Johnson Graduate School of Management, Cornell University, Ithaca, New York.
Cataract Services, Aravind Eye Hospital, Chennai, India.
Ophthalmology. 2018 Nov;125(11):1692-1699. doi: 10.1016/j.ophtha.2018.04.033. Epub 2018 May 31.
The goal of this study was to document the resident learning curve for manual small-incision cataract surgery (MSICS) and to identify implications for the design of ophthalmology residency programs aimed to train surgeons for developing countries.
Hospital-based retrospective cohort study.
All 38 residents entering 2 postgraduate residency programs at Aravind Eye Hospital, Madurai, in 2012 and 2013.
Surgical complications and reoperations for all MSICSs performed by residents during the residency training period were evaluated using a computerized patient database. Multivariate logistic regression models were used to estimate the effect of the cumulative number of surgeries performed on incidence of intraoperative complications, postoperative complications, and reoperations, controlling for covariates.
Incidence of intraoperative and first-day postoperative complications of Oxford Cataract Treatment and Evaluation Team (OCTET) grades II and III and the incidence of reoperations. Analyses controlled for patient-, resident-, and residency program-level covariates.
The study evaluated 13 159 surgeries performed by the 38 residents between October 15, 2012, and August 24, 2016. The mean number of surgeries performed by a resident was 346.3 (standard deviation, 269.4). Three hundred forty-two eyes (2.60%) with at least 1 intraoperative complication, 234 eyes (1.78%) with at least 1 first-day postoperative complication, and 154 reoperations (1.17%) were observed. After controlling for baseline covariates, increasing surgical experience was associated with reduced risk of intraoperative and postoperative complications, as well as reoperations. The odds decreased by 17% (intraoperative complications), 12% (postoperative complications measured 1 day after surgery), and 7% (reoperations) per 100 additional surgeries performed. Patient-level factors such as older age, left eye surgery, and lower preoperative uncorrected visual acuity were found to be associated with higher risk of intraoperative complications (P < 0.01 for all).
The risk of surgical complications and reoperations in MSICS decreased steadily with surgical experience gained by resident surgeons. We recommend that ophthalmology residency programs in developing nations teaching MSICS provide opportunities to perform 300 surgeries or more by residents so as to achieve rates of intraoperative and postoperative complications of less than 2%.

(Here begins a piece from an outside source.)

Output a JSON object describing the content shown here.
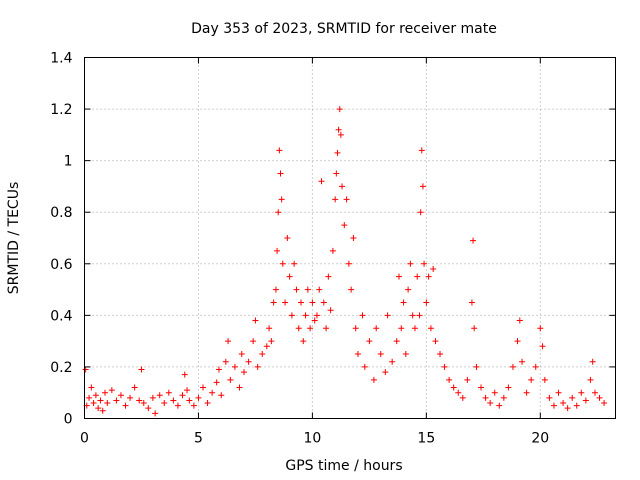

本研究旨在记录住院医师行手法小切口白内障手术(MSICS)的学习曲线,并为旨在为发展中国家培训外科医生的眼科住院医师培训项目的设计提供参考。
基于医院的回顾性队列研究。
2012 年和 2013 年进入阿拉文眼科医院马杜赖的 2 个研究生住院医师项目的所有 38 名住院医师。
使用计算机化患者数据库评估住院医师在住院医师培训期间进行的所有 MSICS 的手术并发症和再次手术。使用多变量逻辑回归模型估计手术累积次数对术中并发症、术后并发症和再次手术发生率的影响,同时控制协变量。
牛津白内障治疗和评估小组(OCTET)分级 II 和 III 的术中及术后第 1 天的并发症发生率和再次手术发生率。分析控制了患者、住院医师和住院医师项目水平的协变量。
本研究评估了 38 名住院医师于 2012 年 10 月 15 日至 2016 年 8 月 24 日期间进行的 13159 例手术。每位住院医师的平均手术次数为 346.3(标准差为 269.4)。观察到 342 只眼(2.60%)至少有 1 种术中并发症,234 只眼(1.78%)至少有 1 种术后第 1 天的并发症,154 只眼(1.17%)接受了再次手术。在控制基线协变量后,手术经验的增加与术中及术后并发症以及再次手术的风险降低相关。每增加 100 例手术,发生术中并发症的几率降低 17%,术后第 1 天发生并发症的几率降低 12%(术后并发症),再次手术的几率降低 7%。患者年龄较大、左眼手术和较低的术前未矫正视力等因素与术中并发症的风险较高相关(所有 P < 0.01)。
住院医师行 MSICS 的手术并发症和再次手术的风险随着手术经验的增加而稳步降低。我们建议在发展中国家开展 MSICS 教学的眼科住院医师培训项目应为住院医师提供 300 例或更多手术的机会,以将术中及术后并发症的发生率控制在 2%以下。